If you really have a look closely through LA Modern you’ll find it’s sprinkled with people who are very well known and I think that has a lot to do with the renaissance in Los Angeles design which just kind of spread from there. Because then it went to the furnishings as everyone wanted to furnish these houses correctly. So, it started to be this huge movement.

MRM: In many cases it was about recording architecture and design that was also disappearing?

TSP: Yes, absolutely. What was challenging to me was something I heard on the radio.  Somebody in city hall said ‘architecturally there’s practically nothing worth saving in Los Angeles’. I think this was in the ’80s when there was a construction boom and everybody was doing new stuff and laying waste to a lot of the wonderful old stuff.  So, that was a huge challenge to me.  We had to put what I regarded as all this wonderful architecture and this huge heritage from the ’20s, ’30s, ’40s, ’50s and all the rest of it – on the map.

One of the buildings I was able to document was the wonderful, incredible Pan Pacific Auditorium. I went there to photograph several weekends. They had fires in the building because it was LA County that was supposed to be taking care of it and they weren’t – because they didn’t know what to do with it – so it was like benign neglect. There were kids living in the building on weekends and having parties.  So, at least I have pictures of the building while it still existed.

I think the façade of the Pan Pacific represented all that was great about the early automobile age, the age of streamlining.  People who’d grown up in LA remembered going there and going ice-skating.  It was a happy place and a wonderful landmark.  LA, and in this case LA County, just allowed it to go to down hill and then in the end there was nothing left and it had to be torn down.  That was one of the worst I think.

MRM: Is there anything in particular you are looking forward to about the upcoming Los Angeles Antiques, Art and Design Show?

RTI_Jacket11.inddAK: It’s a very modern interpretation of antiques and design because I think the show is going to incorporate a wide variety of decorative furnishings. This is not your grandmother’s antique show! An eclectic mix is where design is going today and that’s going to be reflected in the show.

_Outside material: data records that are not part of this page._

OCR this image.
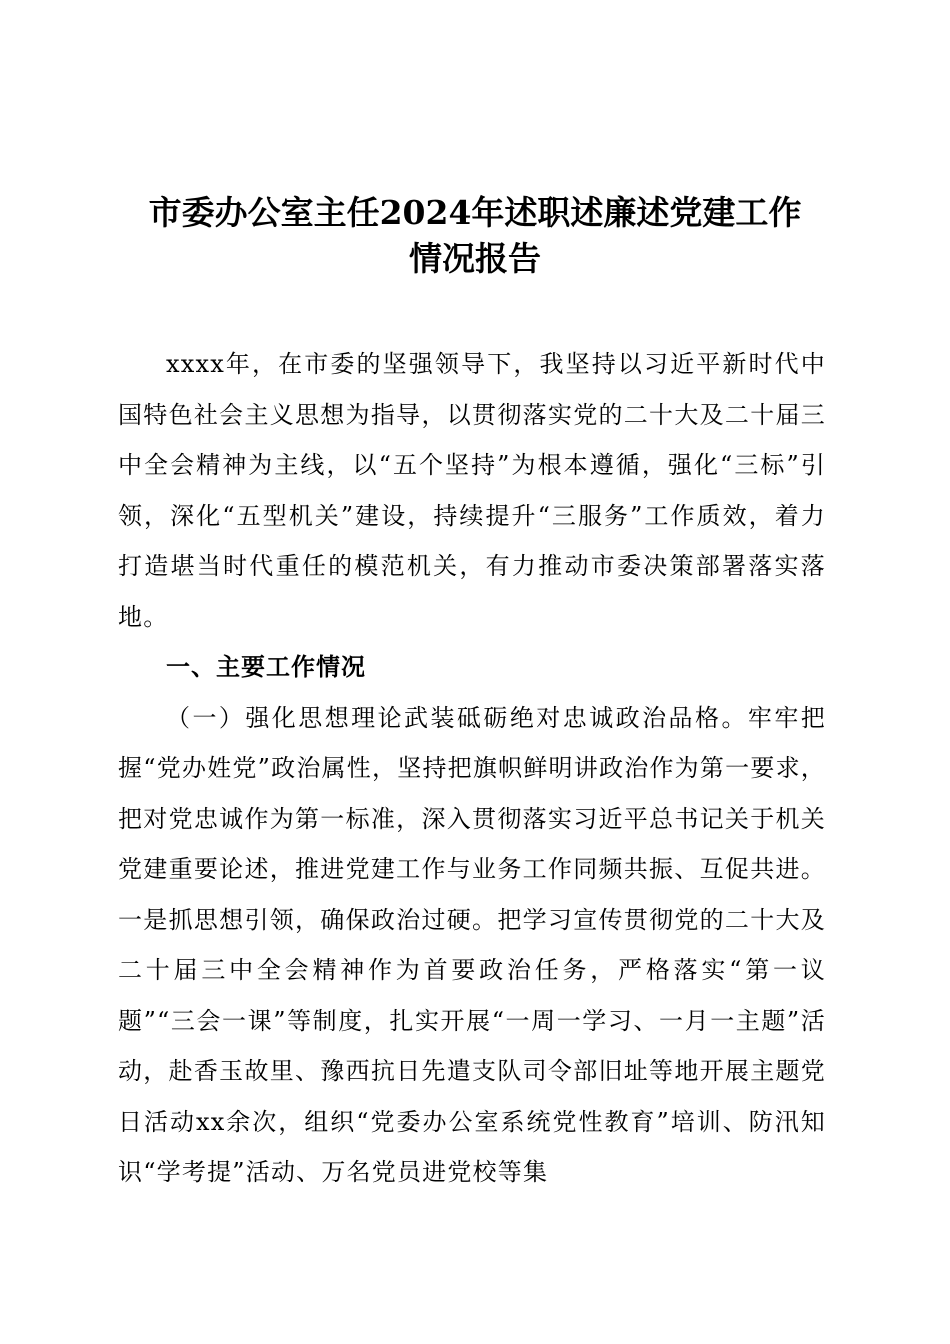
市委办公室主任2024年述职述廉述党建工作
情况报告

xxxx年，在市委的坚强领导下，我坚持以习近平新时代中国特色社会主义思想为指导，以贯彻落实党的二十大及二十届三中全会精神为主线，以“五个坚持”为根本遵循，强化“三标”引领，深化“五型机关”建设，持续提升“三服务”工作质效，着力打造堪当时代重任的模范机关，有力推动市委决策部署落实落地。

一、主要工作情况

（一）强化思想理论武装砥砺绝对忠诚政治品格。牢牢把握“党办姓党”政治属性，坚持把旗帜鲜明讲政治作为第一要求，把对党忠诚作为第一标准，深入贯彻落实习近平总书记关于机关党建重要论述，推进党建工作与业务工作同频共振、互促共进。一是抓思想引领，确保政治过硬。把学习宣传贯彻党的二十大及二十届三中全会精神作为首要政治任务，严格落实“第一议题”“三会一课”等制度，扎实开展“一周一学习、一月一主题”活动，赴香玉故里、豫西抗日先遣支队司令部旧址等地开展主题党日活动xx余次，组织“党委办公室系统党性教育”培训、防汛知识“学考提”活动、万名党员进党校等集
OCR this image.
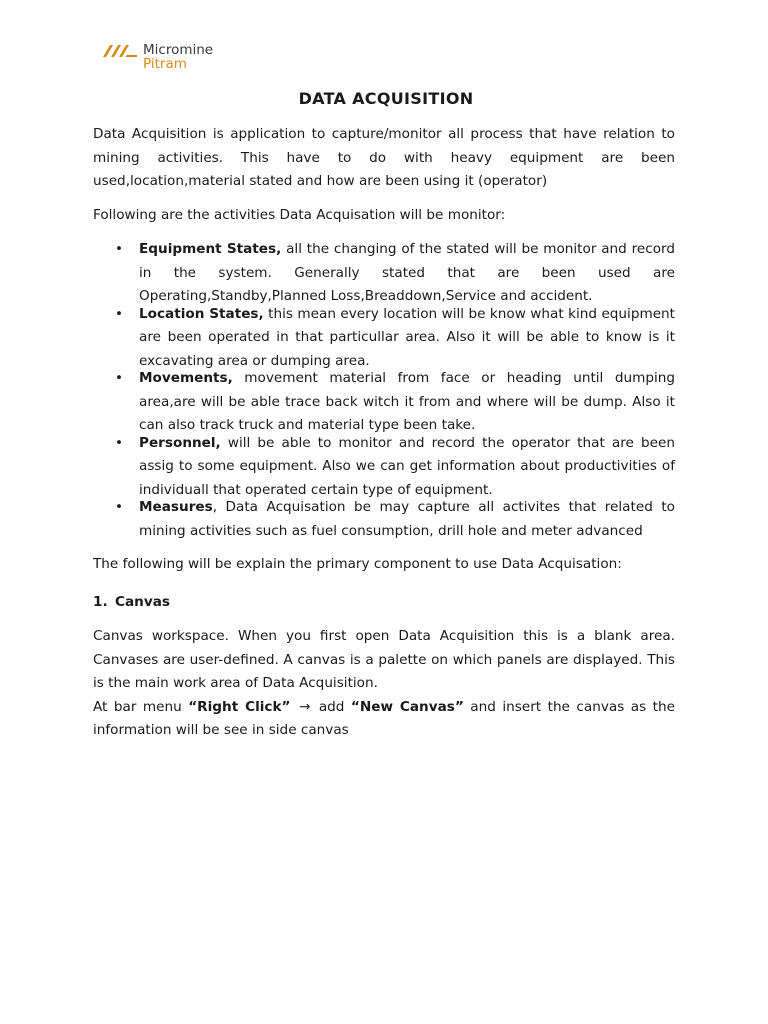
Micromine
Pitram
DATA ACQUISITION

Data Acquisition is application to capture/monitor all process that have relation to mining activities. This have to do with heavy equipment are been used,location,material stated and how are been using it (operator)

Following are the activities Data Acquisation will be monitor:

• Equipment States, all the changing of the stated will be monitor and record in the system. Generally stated that are been used are Operating,Standby,Planned Loss,Breaddown,Service and accident.
• Location States, this mean every location will be know what kind equipment are been operated in that particullar area. Also it will be able to know is it excavating area or dumping area.
• Movements, movement material from face or heading until dumping area,are will be able trace back witch it from and where will be dump. Also it can also track truck and material type been take.
• Personnel, will be able to monitor and record the operator that are been assig to some equipment. Also we can get information about productivities of individuall that operated certain type of equipment.
• Measures, Data Acquisation be may capture all activites that related to mining activities such as fuel consumption, drill hole and meter advanced

The following will be explain the primary component to use Data Acquisation:

1. Canvas

Canvas workspace. When you first open Data Acquisition this is a blank area. Canvases are user-defined. A canvas is a palette on which panels are displayed. This is the main work area of Data Acquisition.

At bar menu “Right Click” → add “New Canvas” and insert the canvas as the information will be see in side canvas
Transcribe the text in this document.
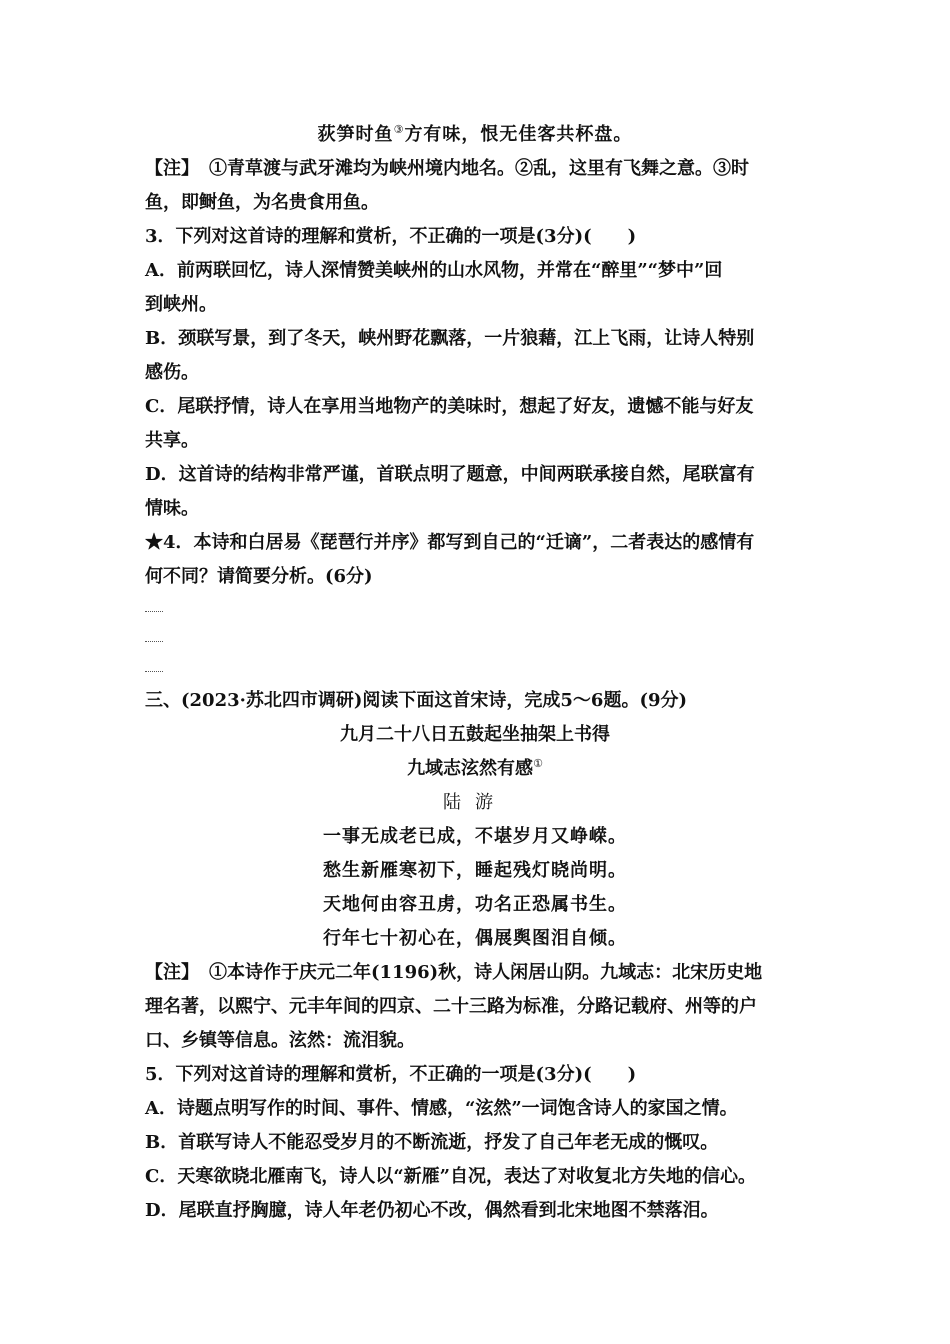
荻笋时鱼③方有味，恨无佳客共杯盘。
【注】 ①青草渡与武牙滩均为峡州境内地名。②乱，这里有飞舞之意。③时
鱼，即鲥鱼，为名贵食用鱼。
3．下列对这首诗的理解和赏析，不正确的一项是(3分)(　　)
A．前两联回忆，诗人深情赞美峡州的山水风物，并常在“醉里”“梦中”回
到峡州。
B．颈联写景，到了冬天，峡州野花飘落，一片狼藉，江上飞雨，让诗人特别
感伤。
C．尾联抒情，诗人在享用当地物产的美味时，想起了好友，遗憾不能与好友
共享。
D．这首诗的结构非常严谨，首联点明了题意，中间两联承接自然，尾联富有
情味。
★4．本诗和白居易《琵琶行并序》都写到自己的“迁谪”，二者表达的感情有
何不同？请简要分析。(6分)
三、(2023·苏北四市调研)阅读下面这首宋诗，完成5～6题。(9分)
九月二十八日五鼓起坐抽架上书得
九域志泫然有感①
陆游
一事无成老已成，不堪岁月又峥嵘。
愁生新雁寒初下，睡起残灯晓尚明。
天地何由容丑虏，功名正恐属书生。
行年七十初心在，偶展舆图泪自倾。
【注】 ①本诗作于庆元二年(1196)秋，诗人闲居山阴。九域志：北宋历史地
理名著，以熙宁、元丰年间的四京、二十三路为标准，分路记载府、州等的户
口、乡镇等信息。泫然：流泪貌。
5．下列对这首诗的理解和赏析，不正确的一项是(3分)(　　)
A．诗题点明写作的时间、事件、情感，“泫然”一词饱含诗人的家国之情。
B．首联写诗人不能忍受岁月的不断流逝，抒发了自己年老无成的慨叹。
C．天寒欲晓北雁南飞，诗人以“新雁”自况，表达了对收复北方失地的信心。
D．尾联直抒胸臆，诗人年老仍初心不改，偶然看到北宋地图不禁落泪。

TSP: We’ve been to the antiques show for the last few years and it seems to be growing and developing and gets more exciting every year.  In the wonderful new space they have I think it’s going to be a really exciting event for everybody who’s interested in contemporary or mid-century design – and for antiques too.

AK: I think it was a wonderful decision to shift locations because having been to events for years at the Barker Hanger we were getting a bit tired of the primitive facilities!

TSP: Yes, in reference to Annie’s comment, the new space is huge and wonderful and very cleverly designed. You’ll see three metal bowls on the floor, with water in them, that’s an amusing reference to the owner’s three Labradors (thus the name 3 Labs).  The facilities are what you would expect to find in a Four Seasons Hotel, very glamorous.  So, people who have been to fairs in the Barker Hanger (which is wonderful in its own way) but try to avoid the trip out to the portable restrooms, well, now their visit to the facilities will be something they will remember almost as clearly as anything else about the fair!